No cenário nacional, estrelas do PT pretendem determinar se a excelência do combatente socialista revolucionário cabe a quem recebeu treinamento em Cuba ou Alagoas. O escritor Cláudio Pacheco, eleito jurista do século no Estado do Piauí, faz referência à arena do poder como espaço onde as pessoas tendem a agir qual crianças entretidas em disputas. Mudanças em nossa natureza exigem mais que alternâncias ideológicas em governos: são transformações em escalas do tempo subjetivo. Paz no governo aos homens e mulheres de boa-vontade!

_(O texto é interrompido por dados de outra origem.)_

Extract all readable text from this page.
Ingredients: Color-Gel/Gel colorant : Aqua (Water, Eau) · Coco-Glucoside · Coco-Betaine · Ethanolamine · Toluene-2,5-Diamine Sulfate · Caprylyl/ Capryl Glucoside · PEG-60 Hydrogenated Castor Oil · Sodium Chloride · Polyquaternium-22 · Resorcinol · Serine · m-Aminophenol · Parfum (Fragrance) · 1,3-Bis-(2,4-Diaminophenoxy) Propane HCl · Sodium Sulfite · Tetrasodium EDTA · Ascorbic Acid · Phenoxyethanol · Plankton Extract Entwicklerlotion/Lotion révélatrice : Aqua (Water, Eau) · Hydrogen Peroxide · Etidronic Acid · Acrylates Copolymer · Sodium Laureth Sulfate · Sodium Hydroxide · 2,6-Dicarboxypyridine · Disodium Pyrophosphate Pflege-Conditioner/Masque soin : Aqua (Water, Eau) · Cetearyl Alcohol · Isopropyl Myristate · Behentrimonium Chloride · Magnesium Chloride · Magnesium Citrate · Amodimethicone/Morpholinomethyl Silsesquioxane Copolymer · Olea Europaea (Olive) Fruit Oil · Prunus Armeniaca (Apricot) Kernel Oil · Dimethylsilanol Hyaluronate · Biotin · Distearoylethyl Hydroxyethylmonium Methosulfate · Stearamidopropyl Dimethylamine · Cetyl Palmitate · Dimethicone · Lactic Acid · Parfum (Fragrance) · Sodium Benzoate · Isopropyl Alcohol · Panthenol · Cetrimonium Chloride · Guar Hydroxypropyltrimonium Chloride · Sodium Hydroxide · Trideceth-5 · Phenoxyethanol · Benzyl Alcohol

Compartilho da gratidão ao povo cubano e seu dirigente Castro, também manifestada pelo Ministro Chefe da casa civil José Dirceu. Agradeço-lhes a utopia, força motriz de nossos sonhos, a atrair-nos para alcançá-la. Obrigada pelas lições que podemos colher dessas décadas de socialismo, pelos acertos, e sobretudo pelos erros cometidos. Estes nos mostram o rumo para aproximação ao brilho da estrela desafiadora sempre a nossa frente. Mais que grata, reverencio o povo cubano em sua resistência: mesmo constrangido, enfrenta o medo e conclui que o pão, para saciar, exige o vinho da liberdade. Sem a crítica, o socialismo sofre de estagnação; sem a contradição se esvazia de dinamismo dialético e renovação ideológica. O discurso empobrecido jaz atado ao tema único do inimigo externo. A criatividade se esvai. No horizonte externo ao raio de influência de Castro e aos ambientes fantasiosos do turismo cubano, é possível ver claramente o descontentamento, em especial, da juventude cubana.

É tão frágil a paz como vulnerável a mansidão! Há tanto barulho ameaçando estilhaçar a transparência cristalina do destino. Só o silêncio contempla-ativo nos permite ver brilhar a estrela que segue impassível seu percurso utópico pelo firmamento da História.